話題提供者は,マインドフルネス・プログラムの中でも,呼吸とともにゆっくりと身体を動かしながら「今ここ」におけるあらゆる経験に受容的な気づきを向けるマインドフルネス・ヨーガに着目し,児童相談センターにおける支援の一つとして,プログラムを実施している。本発表では,主に児童期の子どもを対象としたマインドフルネス・ヨーガ・プログラムに焦点を当て,その実践の様子を報告する。具体的には,まず,児童相談センターにおける本プログラムの実施方法を紹介する。続いて,プログラム実施の際の留意点(環境整備の工夫や,プログラムに抵抗を示す児童らへの対応,など)を報告する。さらに,本プログラムに参加した児童らから得られた感想を踏まえながら,トラウマをはじめ何らかの不適応感を抱える児童を対象に,身体感覚を用いたマインドフルネス・プログラムを行うことの意義について論じていく。

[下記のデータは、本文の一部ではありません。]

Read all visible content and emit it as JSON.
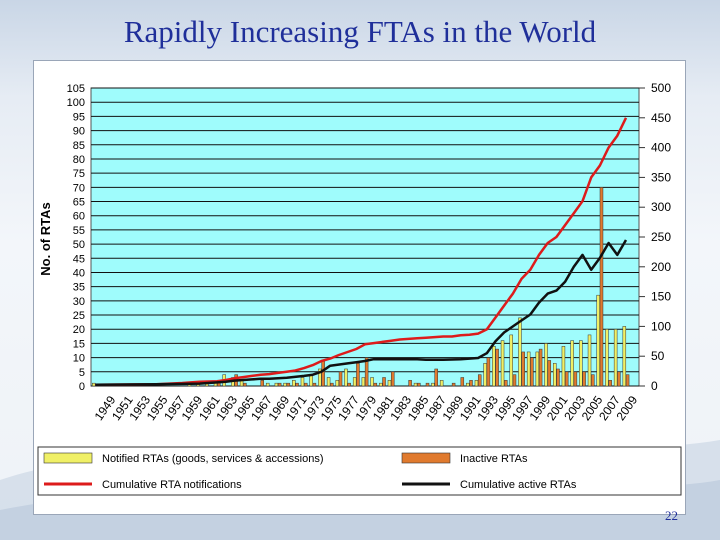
{
  "slide": {
    "title": "Rapidly Increasing FTAs in the World",
    "page_number": "22"
  },
  "chart_data": {
    "type": "bar",
    "title": "",
    "ylabel": "No. of RTAs",
    "ylim": [
      0,
      105
    ],
    "y_ticks": [
      0,
      5,
      10,
      15,
      20,
      25,
      30,
      35,
      40,
      45,
      50,
      55,
      60,
      65,
      70,
      75,
      80,
      85,
      90,
      95,
      100,
      105
    ],
    "y2lim": [
      0,
      500
    ],
    "y2_ticks": [
      0,
      50,
      100,
      150,
      200,
      250,
      300,
      350,
      400,
      450,
      500
    ],
    "x_tick_labels": [
      "1949",
      "1951",
      "1953",
      "1955",
      "1957",
      "1959",
      "1961",
      "1963",
      "1965",
      "1967",
      "1969",
      "1971",
      "1973",
      "1975",
      "1977",
      "1979",
      "1981",
      "1983",
      "1985",
      "1987",
      "1989",
      "1991",
      "1993",
      "1995",
      "1997",
      "1999",
      "2001",
      "2003",
      "2005",
      "2007",
      "2009"
    ],
    "x_range": [
      1948,
      2010
    ],
    "grid": true,
    "legend_position": "bottom",
    "series": [
      {
        "name": "Notified RTAs (goods, services & accessions)",
        "kind": "bar",
        "axis": "left",
        "color": "#f0f066",
        "x": [
          1948,
          1949,
          1950,
          1951,
          1952,
          1953,
          1954,
          1955,
          1956,
          1957,
          1958,
          1959,
          1960,
          1961,
          1962,
          1963,
          1964,
          1965,
          1966,
          1967,
          1968,
          1969,
          1970,
          1971,
          1972,
          1973,
          1974,
          1975,
          1976,
          1977,
          1978,
          1979,
          1980,
          1981,
          1982,
          1983,
          1984,
          1985,
          1986,
          1987,
          1988,
          1989,
          1990,
          1991,
          1992,
          1993,
          1994,
          1995,
          1996,
          1997,
          1998,
          1999,
          2000,
          2001,
          2002,
          2003,
          2004,
          2005,
          2006,
          2007,
          2008,
          2009
        ],
        "values": [
          1,
          0,
          0,
          0,
          0,
          0,
          0,
          0,
          0,
          0,
          0,
          1,
          1,
          1,
          1,
          4,
          3,
          2,
          0,
          0,
          1,
          1,
          1,
          2,
          3,
          4,
          6,
          3,
          2,
          6,
          3,
          3,
          3,
          1,
          2,
          0,
          0,
          1,
          0,
          1,
          2,
          0,
          0,
          1,
          2,
          8,
          14,
          16,
          18,
          24,
          12,
          12,
          15,
          8,
          14,
          16,
          16,
          18,
          32,
          20,
          20,
          21
        ]
      },
      {
        "name": "Inactive RTAs",
        "kind": "bar",
        "axis": "left",
        "color": "#e07a2e",
        "x": [
          1948,
          1949,
          1950,
          1951,
          1952,
          1953,
          1954,
          1955,
          1956,
          1957,
          1958,
          1959,
          1960,
          1961,
          1962,
          1963,
          1964,
          1965,
          1966,
          1967,
          1968,
          1969,
          1970,
          1971,
          1972,
          1973,
          1974,
          1975,
          1976,
          1977,
          1978,
          1979,
          1980,
          1981,
          1982,
          1983,
          1984,
          1985,
          1986,
          1987,
          1988,
          1989,
          1990,
          1991,
          1992,
          1993,
          1994,
          1995,
          1996,
          1997,
          1998,
          1999,
          2000,
          2001,
          2002,
          2003,
          2004,
          2005,
          2006,
          2007,
          2008,
          2009
        ],
        "values": [
          0,
          0,
          0,
          0,
          0,
          0,
          0,
          0,
          0,
          0,
          0,
          0,
          0,
          0,
          1,
          0,
          4,
          1,
          0,
          2,
          0,
          1,
          1,
          1,
          1,
          1,
          9,
          1,
          5,
          1,
          8,
          10,
          1,
          3,
          5,
          0,
          2,
          1,
          1,
          6,
          0,
          1,
          3,
          2,
          4,
          10,
          13,
          2,
          4,
          12,
          10,
          13,
          9,
          6,
          5,
          5,
          5,
          4,
          70,
          2,
          5,
          4
        ]
      },
      {
        "name": "Cumulative RTA notifications",
        "kind": "line",
        "axis": "right",
        "color": "#dd1b1b",
        "x": [
          1948,
          1955,
          1958,
          1960,
          1962,
          1963,
          1964,
          1965,
          1966,
          1967,
          1968,
          1969,
          1970,
          1971,
          1972,
          1973,
          1974,
          1975,
          1976,
          1977,
          1978,
          1979,
          1980,
          1981,
          1982,
          1983,
          1984,
          1985,
          1986,
          1987,
          1988,
          1989,
          1990,
          1991,
          1992,
          1993,
          1994,
          1995,
          1996,
          1997,
          1998,
          1999,
          2000,
          2001,
          2002,
          2003,
          2004,
          2005,
          2006,
          2007,
          2008,
          2009
        ],
        "values": [
          2,
          3,
          5,
          7,
          8,
          10,
          13,
          15,
          17,
          19,
          20,
          22,
          24,
          26,
          30,
          35,
          42,
          46,
          52,
          57,
          62,
          70,
          72,
          74,
          76,
          78,
          79,
          80,
          81,
          82,
          83,
          83,
          85,
          86,
          88,
          95,
          115,
          135,
          155,
          180,
          195,
          220,
          240,
          250,
          270,
          290,
          310,
          350,
          370,
          400,
          420,
          450
        ]
      },
      {
        "name": "Cumulative active RTAs",
        "kind": "line",
        "axis": "right",
        "color": "#111111",
        "x": [
          1948,
          1955,
          1960,
          1962,
          1963,
          1964,
          1965,
          1966,
          1967,
          1968,
          1970,
          1972,
          1973,
          1974,
          1975,
          1977,
          1978,
          1979,
          1980,
          1985,
          1986,
          1988,
          1990,
          1991,
          1992,
          1993,
          1994,
          1995,
          1996,
          1997,
          1998,
          1999,
          2000,
          2001,
          2002,
          2003,
          2004,
          2005,
          2006,
          2007,
          2008,
          2009
        ],
        "values": [
          2,
          3,
          4,
          6,
          7,
          9,
          10,
          11,
          12,
          12,
          14,
          17,
          19,
          24,
          34,
          38,
          40,
          42,
          45,
          45,
          44,
          44,
          45,
          46,
          47,
          55,
          75,
          90,
          100,
          110,
          120,
          140,
          155,
          160,
          175,
          200,
          220,
          195,
          215,
          240,
          220,
          245
        ]
      }
    ]
  }
}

以上の報告をもとに,教育現場におけるマインドフルネス・プログラムの適応可能性を追求する。特に,集団を対象に技法を実施する際の留意点や,限られた時間の中での技法の実施方法,そして,日常生活における技法の活用のためにも欠かせない家庭との連携という点も踏まえながら,論じていきたい。
指定討論
指定討論には,地域実践心理学,臨床心理学の立場から串崎真志氏をお迎えし,各話題提供へのコメントや問題提起を頂く。
付 記
本シンポジウムはJSPS科研費17K13927並びに16K01640の助成を受けたものです。